Powerhouse was an essential part of the Pillsbury legacy, but the reach of the 3000 was even deeper at General Mills. Mark Ranft, who operates the Pro 3K consultancy, said his time at the Big G covered the years when core corporate functions were controlled by a fleet of 3000s.

"I was the system admin for all the HP 3000s at General Mills," Ranft said. "At one time they had 30 systems.They were used for plant, logistics, warehouse management and distribution applications. We had a proprietary network called hyper channel that allowed fast communications between IBM mainframe, Burroughs (Unisys), DEC and the HP 3000 systems."

It was an era where the 3000 community dreamed of earning attention from Hewlett-Packard, as well as enterprises which were considering Unix. The 90s were the period when HP-UX vs. MPE was in full flame inside HP as well as among customers. In 1993 Hewlett-Packard ran an ad in Computerworld and InformationWeek touting the use of the 3000 at General Mills. One of the best pieces of HP advertising about its longest-tenured business system, the ad captured the flavor of the cereal giant.

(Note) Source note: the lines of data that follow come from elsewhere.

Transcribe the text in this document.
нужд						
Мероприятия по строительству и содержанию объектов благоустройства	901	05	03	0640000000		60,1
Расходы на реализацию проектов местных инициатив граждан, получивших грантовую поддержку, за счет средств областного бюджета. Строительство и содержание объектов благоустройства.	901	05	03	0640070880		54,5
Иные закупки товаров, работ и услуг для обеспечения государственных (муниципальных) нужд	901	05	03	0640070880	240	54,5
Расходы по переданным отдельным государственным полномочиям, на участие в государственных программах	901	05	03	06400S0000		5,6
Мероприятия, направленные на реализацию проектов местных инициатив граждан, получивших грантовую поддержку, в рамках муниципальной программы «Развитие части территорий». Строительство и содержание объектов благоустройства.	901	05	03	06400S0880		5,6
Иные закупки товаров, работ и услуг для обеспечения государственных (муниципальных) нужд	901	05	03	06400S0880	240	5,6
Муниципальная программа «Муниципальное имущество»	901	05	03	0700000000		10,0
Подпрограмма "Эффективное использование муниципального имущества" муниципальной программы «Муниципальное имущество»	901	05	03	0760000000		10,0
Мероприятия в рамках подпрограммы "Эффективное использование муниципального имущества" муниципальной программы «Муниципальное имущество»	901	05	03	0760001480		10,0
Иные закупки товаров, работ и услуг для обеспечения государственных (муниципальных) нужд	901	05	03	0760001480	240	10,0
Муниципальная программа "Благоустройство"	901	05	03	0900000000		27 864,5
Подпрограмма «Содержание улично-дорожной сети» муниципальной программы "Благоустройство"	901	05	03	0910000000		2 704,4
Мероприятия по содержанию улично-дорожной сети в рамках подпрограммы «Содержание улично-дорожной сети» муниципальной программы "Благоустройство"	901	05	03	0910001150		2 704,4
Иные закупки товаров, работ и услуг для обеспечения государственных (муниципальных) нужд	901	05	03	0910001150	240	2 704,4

It also helped us on the way to another anniversary being celebrated this month. Ranft dropped us a congratulations, along with other 3000 lovers, on the 21st anniversary of the first stirrings of the NewsWire. "I am so happy that you have done this for us for all these years," he wrote us. Growing notice of the large customers of the 3000 pushed Abby and I to start a business plan, project revenues, and research readership and sponsors during March, 1995.

General Mills was glad to point the way to lifting the 3000 into a higher rank than Unix. In the period where The Unix Hater's Handbook was making the rounds, IT Manager Mike Meinz booted out HP-UX from General Mills' datacenters after a brief fling. In language of the era, Computerworld said that General Mills "tried Unix, but it did not inhale."

"There is a panacea of thought that you have to have Unix," Meinz said in the article. "You don't have to have Unix."

Cheerio ComputerworldGeneral Mills went so far as to pull an HP 9000 out of the IT lineup and move its warehousing application over to its HP 3000s. The company was just into the process of converting those Classic 3000s to PA-RISC models. The vendor was taking steps to position the 3000 as a less-proprietary choice. "Not only is the HP 3000 open," Meinz said in the ad, "but it's an excellent, easy-to-use transaction-processing system for business-critical operations."

The headline that provided too-rare coverage of the 3000 in Computerworld enjoyed a joke at the expense of Unix. "Cheerio to Unix, cereal giant says," noting that the 9000 was chosen at first because it was the only platform that could host a preferred warehouse system. General Mills bought the source code for the application and did the porting. "What followed became a testimonial to MPE's portability," the article said. Meinz said he had anticipated the porting project would take six months, but it only took two. And much of that time was spent developing enhancements rather than actually porting it."